URL = https://www.fayard.fr/livre/la-religion-industrielle-9782213701806/


Description

1. From the publisher:

"Industry is a worldview and not just a historical phenomenon. Before being about machinery, it is a vast intellectual mechanism. We live and believe in the "Industrial Revolutions" that have multiplied over the past two centuries.

This work offers an anthropological and philosophical reflection of the West on itself. This "Western selfie" reveals its powerful industrial religion, never before recognized as such.

Industry absorbs everything. It upholds the cultural architecture of the West. The West indeed has a religion. There has been no "secularization." Religion cannot disappear; it transforms. With the "Industrial Revolution," a "new techno-scientific Christianity" was formulated.

This work reveals the birth, within the Christian matrix, of a rational religion that has now become our universal belief. The industrial spirit has taken hold of the greatest mystery of Christian West, the Incarnation, and inscribed it in various great Bodies to transform the world: those of Christ, Nature, Humanity, and the Computer.

Pierre Musso explores the genealogy of the industrial religion and highlights three major bifurcations institutionalized in the monastery (11th-13th centuries), the manufactory (17th-18th), and then the factory (19th), before forming the enterprise (20th-21st). Its development has taken place over eight centuries, reaching its peak with the "managerial revolution," cybernetics, and digitization."
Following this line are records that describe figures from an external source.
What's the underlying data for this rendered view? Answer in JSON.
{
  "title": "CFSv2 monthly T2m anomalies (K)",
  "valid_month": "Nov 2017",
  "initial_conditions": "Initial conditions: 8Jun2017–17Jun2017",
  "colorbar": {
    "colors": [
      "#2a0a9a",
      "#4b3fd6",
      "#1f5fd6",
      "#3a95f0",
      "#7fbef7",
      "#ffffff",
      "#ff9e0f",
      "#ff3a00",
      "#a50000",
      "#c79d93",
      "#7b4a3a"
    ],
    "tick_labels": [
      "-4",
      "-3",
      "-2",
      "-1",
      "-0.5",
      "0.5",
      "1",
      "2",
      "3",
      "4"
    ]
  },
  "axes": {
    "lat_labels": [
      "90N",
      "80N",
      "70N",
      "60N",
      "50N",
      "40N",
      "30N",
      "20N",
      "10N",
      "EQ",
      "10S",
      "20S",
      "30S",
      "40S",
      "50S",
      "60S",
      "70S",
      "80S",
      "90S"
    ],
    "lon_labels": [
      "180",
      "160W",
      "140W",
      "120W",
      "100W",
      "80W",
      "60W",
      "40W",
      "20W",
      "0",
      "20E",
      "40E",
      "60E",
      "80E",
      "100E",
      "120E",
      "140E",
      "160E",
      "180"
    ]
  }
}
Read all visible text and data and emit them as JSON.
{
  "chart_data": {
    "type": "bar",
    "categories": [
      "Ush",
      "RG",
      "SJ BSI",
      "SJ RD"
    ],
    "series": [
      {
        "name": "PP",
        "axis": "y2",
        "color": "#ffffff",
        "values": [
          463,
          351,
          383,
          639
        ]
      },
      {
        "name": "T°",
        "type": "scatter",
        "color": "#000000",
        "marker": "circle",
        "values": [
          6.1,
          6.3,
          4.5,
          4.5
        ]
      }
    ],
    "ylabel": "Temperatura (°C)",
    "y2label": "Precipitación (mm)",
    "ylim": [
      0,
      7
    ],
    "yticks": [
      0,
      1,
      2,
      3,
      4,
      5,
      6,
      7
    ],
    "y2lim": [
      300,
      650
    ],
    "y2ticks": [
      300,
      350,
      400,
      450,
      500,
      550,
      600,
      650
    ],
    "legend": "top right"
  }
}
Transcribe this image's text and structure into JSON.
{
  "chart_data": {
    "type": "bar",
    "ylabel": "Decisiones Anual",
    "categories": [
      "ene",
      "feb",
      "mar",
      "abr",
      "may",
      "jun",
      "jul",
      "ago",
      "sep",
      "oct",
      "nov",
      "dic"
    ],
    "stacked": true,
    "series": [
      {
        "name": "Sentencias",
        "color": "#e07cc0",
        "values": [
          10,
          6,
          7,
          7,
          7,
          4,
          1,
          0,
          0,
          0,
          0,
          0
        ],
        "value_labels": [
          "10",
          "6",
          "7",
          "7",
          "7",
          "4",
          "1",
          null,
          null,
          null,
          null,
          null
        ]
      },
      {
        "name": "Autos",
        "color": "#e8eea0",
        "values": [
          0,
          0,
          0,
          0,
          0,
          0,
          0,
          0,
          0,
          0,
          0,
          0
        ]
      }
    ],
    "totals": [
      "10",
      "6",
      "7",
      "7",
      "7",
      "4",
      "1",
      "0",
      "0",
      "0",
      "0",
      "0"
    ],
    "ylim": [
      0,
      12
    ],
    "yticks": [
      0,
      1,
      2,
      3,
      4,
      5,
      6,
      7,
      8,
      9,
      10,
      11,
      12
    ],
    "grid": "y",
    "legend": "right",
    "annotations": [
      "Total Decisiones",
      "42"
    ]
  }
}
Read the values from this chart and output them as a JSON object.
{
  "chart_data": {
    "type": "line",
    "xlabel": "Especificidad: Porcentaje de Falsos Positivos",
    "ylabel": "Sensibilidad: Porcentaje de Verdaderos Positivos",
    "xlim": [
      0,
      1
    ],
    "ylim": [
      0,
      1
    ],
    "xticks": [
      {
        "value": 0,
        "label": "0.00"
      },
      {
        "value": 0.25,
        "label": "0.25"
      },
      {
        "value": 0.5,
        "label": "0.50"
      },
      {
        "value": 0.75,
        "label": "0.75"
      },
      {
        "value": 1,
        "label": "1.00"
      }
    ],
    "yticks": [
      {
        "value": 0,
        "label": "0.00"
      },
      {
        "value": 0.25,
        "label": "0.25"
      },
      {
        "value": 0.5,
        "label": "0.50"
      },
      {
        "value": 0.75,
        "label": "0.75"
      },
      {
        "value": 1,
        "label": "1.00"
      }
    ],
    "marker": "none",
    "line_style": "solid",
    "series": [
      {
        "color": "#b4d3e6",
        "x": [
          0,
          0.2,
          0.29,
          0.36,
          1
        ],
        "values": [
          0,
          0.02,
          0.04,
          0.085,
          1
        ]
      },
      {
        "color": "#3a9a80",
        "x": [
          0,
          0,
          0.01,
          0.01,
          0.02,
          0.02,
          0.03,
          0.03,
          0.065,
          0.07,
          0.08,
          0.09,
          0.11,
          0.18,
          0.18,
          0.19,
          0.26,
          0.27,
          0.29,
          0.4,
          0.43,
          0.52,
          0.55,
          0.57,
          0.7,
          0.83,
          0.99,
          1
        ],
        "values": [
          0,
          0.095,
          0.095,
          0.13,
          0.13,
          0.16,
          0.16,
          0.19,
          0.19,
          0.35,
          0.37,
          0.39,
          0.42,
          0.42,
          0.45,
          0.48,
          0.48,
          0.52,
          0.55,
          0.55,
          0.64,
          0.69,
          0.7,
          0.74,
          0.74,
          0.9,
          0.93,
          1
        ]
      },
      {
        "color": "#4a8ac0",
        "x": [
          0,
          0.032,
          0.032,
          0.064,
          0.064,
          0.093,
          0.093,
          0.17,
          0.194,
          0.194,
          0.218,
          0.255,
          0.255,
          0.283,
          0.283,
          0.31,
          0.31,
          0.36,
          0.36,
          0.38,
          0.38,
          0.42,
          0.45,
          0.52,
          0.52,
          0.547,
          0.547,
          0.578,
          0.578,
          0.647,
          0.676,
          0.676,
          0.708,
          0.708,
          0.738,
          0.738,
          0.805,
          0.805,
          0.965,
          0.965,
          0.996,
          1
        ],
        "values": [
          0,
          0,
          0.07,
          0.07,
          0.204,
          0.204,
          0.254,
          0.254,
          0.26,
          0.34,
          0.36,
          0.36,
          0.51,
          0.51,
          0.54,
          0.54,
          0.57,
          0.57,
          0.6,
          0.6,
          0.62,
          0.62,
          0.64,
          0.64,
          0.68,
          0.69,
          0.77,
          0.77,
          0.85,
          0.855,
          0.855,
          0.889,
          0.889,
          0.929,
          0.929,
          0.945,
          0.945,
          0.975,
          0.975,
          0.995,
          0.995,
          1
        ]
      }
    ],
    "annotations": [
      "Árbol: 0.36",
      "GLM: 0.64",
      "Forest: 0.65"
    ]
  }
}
(https://www.fayard.fr/livre/la-religion-industrielle-9782213701806/)


2. Summary via ChatGPT:

"Pierre Musso's book "La Religion industrielle: Monastère, manufacture, usine. Une généalogie de l'entreprise" explores the deep historical roots of what he terms the "industrial religion." Musso traces the origins of industrial and capitalist ideology far earlier than Max Weber's analysis of the Protestant work ethic. He argues that the foundation of Western industrialism lies in the medieval monastic organization, which combined religious discipline with economic production. This industrial religion, evolving from monastic systems to modern enterprises, highlights the continuity between religious structures and capitalist production.

The book challenges the idea that industrial capitalism is a modern invention, instead positing that it is deeply rooted in Western religious and philosophical traditions dating back to the 12th century. Musso's work has been well-received in academic circles for its innovative approach to understanding the historical development of capitalism through a religious lens."


Review

Michel Bauwens:

This book was highly influential on my thinking. It is a genealogy of the religious human thought and practice that led to the establishment of the industrial capitalist model, going much further into history than Max Weber's 'Spirit of Capitalism', by tracing it to monastic practice. It's last chapter's trace how the ideas of Saint-Simon, very influential amongst the technical elite in 19th century France, evolved into the basic ideas that would become cybernetic management, and how all these ideas are ulterior developments of the original religious concepts.


More information

* PhD Thesis: Suriano, Benjamin, "From Modes of Production to the Resurrection of the Body: A Labor Theory of Revolutionary Subjectivity & Religious Ideas" (2016). Dissertations (1934 -). 628.

URL = https://epublications.marquette.edu/dissertations_mu/628

"A Dissertation submitted to the Faculty of the Graduate School, Marquette University, in Partial Fulfillment of the Requirements for the Degree of Doctor of Philosophy. Milwaukee, Wisconsin, May 2016."